Gallery 2

Corner Reflectors

Light reflected off adjacent mirrors creates reverse images and a retro-reflector effect.

How it works

Look into the mirrors and see yourself upside-down!

Things to try or ask around the exhibit

  • Look at your image from various vantage points and guess at which point you will be able to see yourself in each mirror.
  • Can you get away from your own reflection?
  • Gently clap your hands and listen to hear whether the sound will bounce back to you.
  • Stare directly into the 3-point corner of the corner mirror. The eye that appears to be closer to the corner is your dominant eye!


If you can see a friend’s eyes in a mirror, they can see you!

Light bounces off a mirror’s reflective surface much like a ball bouncing off a hard surface. The angle at which it approaches is the angle at which it leaves.
To see yourself in a flat mirror, you need to stand directly in front of it.
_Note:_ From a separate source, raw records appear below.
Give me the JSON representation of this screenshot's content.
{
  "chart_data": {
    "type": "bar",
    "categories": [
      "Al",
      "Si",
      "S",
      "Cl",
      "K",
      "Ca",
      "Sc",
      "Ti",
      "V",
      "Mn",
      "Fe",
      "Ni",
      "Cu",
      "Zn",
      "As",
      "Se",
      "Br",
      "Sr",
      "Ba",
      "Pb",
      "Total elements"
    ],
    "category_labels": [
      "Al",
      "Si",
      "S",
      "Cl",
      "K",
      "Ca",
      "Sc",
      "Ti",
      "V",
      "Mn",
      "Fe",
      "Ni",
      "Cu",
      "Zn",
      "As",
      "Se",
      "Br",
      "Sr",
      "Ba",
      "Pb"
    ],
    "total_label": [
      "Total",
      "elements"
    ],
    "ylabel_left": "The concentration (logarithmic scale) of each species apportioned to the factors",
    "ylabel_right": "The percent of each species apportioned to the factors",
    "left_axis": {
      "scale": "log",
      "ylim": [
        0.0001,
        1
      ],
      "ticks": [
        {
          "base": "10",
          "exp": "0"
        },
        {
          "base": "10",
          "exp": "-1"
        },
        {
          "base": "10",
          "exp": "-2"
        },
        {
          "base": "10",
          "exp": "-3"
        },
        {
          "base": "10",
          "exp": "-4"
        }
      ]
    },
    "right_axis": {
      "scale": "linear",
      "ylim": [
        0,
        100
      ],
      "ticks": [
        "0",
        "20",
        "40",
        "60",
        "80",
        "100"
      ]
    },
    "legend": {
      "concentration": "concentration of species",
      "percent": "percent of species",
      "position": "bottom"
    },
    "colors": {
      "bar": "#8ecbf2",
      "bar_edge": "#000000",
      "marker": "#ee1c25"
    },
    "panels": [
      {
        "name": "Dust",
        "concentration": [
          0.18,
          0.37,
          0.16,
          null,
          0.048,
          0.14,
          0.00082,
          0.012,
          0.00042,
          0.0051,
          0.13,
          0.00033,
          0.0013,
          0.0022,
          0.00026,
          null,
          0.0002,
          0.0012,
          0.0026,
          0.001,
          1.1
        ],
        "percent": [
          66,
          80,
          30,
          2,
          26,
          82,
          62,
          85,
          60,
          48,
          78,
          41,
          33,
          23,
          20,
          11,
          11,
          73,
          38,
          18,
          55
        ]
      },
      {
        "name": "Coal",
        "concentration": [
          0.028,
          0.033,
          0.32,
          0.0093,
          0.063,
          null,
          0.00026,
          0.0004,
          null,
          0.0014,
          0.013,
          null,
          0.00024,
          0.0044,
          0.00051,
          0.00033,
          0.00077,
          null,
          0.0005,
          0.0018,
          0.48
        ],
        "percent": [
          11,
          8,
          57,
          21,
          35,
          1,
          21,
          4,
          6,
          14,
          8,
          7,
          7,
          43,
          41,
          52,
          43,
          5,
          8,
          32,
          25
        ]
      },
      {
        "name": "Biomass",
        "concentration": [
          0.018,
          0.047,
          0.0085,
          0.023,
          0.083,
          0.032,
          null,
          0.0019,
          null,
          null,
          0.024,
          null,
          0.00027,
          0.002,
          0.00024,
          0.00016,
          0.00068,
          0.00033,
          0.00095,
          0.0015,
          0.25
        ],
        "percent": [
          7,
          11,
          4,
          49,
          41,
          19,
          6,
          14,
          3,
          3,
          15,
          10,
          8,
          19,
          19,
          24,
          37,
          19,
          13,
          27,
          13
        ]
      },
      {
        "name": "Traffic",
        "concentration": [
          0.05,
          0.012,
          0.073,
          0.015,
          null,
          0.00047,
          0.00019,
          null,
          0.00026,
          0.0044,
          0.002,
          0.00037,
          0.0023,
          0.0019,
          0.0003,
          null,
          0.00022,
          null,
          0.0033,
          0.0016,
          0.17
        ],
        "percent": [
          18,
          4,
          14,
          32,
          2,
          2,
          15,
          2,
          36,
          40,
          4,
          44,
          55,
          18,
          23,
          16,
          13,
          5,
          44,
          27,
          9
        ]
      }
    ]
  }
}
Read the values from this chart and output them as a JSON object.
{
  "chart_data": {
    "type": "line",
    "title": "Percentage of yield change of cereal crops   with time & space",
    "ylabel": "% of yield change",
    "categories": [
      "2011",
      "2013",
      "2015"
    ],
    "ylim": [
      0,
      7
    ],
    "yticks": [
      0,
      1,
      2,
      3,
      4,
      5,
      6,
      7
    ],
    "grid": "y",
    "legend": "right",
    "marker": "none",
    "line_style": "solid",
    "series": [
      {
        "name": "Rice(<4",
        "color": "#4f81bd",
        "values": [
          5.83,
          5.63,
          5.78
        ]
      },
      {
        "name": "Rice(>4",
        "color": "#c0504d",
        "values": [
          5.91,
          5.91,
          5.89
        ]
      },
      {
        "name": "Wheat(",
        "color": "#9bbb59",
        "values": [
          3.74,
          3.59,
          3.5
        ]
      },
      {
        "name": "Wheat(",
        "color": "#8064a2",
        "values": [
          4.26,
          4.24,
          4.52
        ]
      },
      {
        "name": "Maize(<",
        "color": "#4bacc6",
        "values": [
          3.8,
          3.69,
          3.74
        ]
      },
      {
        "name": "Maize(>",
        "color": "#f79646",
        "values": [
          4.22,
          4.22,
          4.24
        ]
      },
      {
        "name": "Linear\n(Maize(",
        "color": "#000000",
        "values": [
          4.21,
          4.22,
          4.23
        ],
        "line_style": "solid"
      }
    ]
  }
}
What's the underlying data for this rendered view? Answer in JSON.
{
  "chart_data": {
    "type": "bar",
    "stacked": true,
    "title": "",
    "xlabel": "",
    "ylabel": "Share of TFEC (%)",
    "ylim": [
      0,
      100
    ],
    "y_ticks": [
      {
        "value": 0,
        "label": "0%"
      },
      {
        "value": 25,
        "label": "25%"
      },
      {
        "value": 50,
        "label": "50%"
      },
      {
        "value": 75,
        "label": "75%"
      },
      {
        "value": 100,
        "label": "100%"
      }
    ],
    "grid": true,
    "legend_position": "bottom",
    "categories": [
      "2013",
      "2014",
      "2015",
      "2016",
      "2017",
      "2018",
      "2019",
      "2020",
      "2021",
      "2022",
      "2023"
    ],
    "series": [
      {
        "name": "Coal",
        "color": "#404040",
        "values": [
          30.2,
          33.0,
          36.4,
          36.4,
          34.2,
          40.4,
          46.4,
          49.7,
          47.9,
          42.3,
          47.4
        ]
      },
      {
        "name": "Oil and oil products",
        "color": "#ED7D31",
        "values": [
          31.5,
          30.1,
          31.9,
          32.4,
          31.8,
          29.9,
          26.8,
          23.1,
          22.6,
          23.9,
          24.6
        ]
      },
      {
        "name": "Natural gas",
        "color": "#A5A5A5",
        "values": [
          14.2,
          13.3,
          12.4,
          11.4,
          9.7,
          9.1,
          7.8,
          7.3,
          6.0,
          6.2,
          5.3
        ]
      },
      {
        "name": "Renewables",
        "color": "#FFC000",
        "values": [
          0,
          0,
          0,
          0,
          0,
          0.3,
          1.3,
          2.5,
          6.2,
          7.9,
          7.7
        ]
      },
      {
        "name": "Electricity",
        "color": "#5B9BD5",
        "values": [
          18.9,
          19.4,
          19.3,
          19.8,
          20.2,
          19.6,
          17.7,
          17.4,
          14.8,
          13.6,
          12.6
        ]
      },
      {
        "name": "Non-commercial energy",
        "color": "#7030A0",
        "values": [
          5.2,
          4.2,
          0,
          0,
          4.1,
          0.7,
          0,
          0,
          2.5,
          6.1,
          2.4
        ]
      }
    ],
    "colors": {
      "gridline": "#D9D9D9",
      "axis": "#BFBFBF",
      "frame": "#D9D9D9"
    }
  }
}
If you move to the side, light that bounces off you will hit the mirror at an angle and be reflected to someone who is standing at the other side of the mirror. So that person will see your reflection, while you see theirs!

The corner mirror in this exhibit is made of three mirrors that are all perpendicular to each other. Light first bounces off one mirror at the same angle at which it approached. It then hits a second mirror that is oriented at 90 degrees to the first mirror. This mirror serves to redirect the light back to its source along a path that is parallel to the original light beam. The net effect is that light is reflected off these mirrors and returned to its source. This type of mirror is also known as a retro-reflector.

Finding the science in your world

Bicycle reflectors are composed of many tiny corner reflectors that bounce the light from car headlights back into the driver’s eyes. A cyclist’s retro-reflector will beam light back at its source, but the cone of return is quite narrow. A driver sitting in a tall truck, bus or van will not see much of the reflected light, as they are seated too far above their headlights. This is why cyclists should use rear lights as well as rear reflectors.

NASA uses a retro-reflector on the moon to track its distance from Earth in the Lunar Laser Ranging Experiment. Scientists time how long a laser beam takes to travel to the moon and back and use this to calculate the moon’s distance (average is 384,467 km).

Radar reflectors are also mounted on sailing boats. These reflect radio signals from other boats, helping sailors detect each other when visibility is low.

Have you heard of the Venus Effect? The phrase comes from paintings of the goddess Venus who is looking into a mirror. People assume that Venus is admiring herself even though her face is pointed directly at the viewer of the painting, meaning that she is actually staring at the viewer instead!

This is often used in movies. The actor appears to be looking at themselves in the mirror, but if we can see the actor’s reflection, they can actually see the camera’s reflection instead!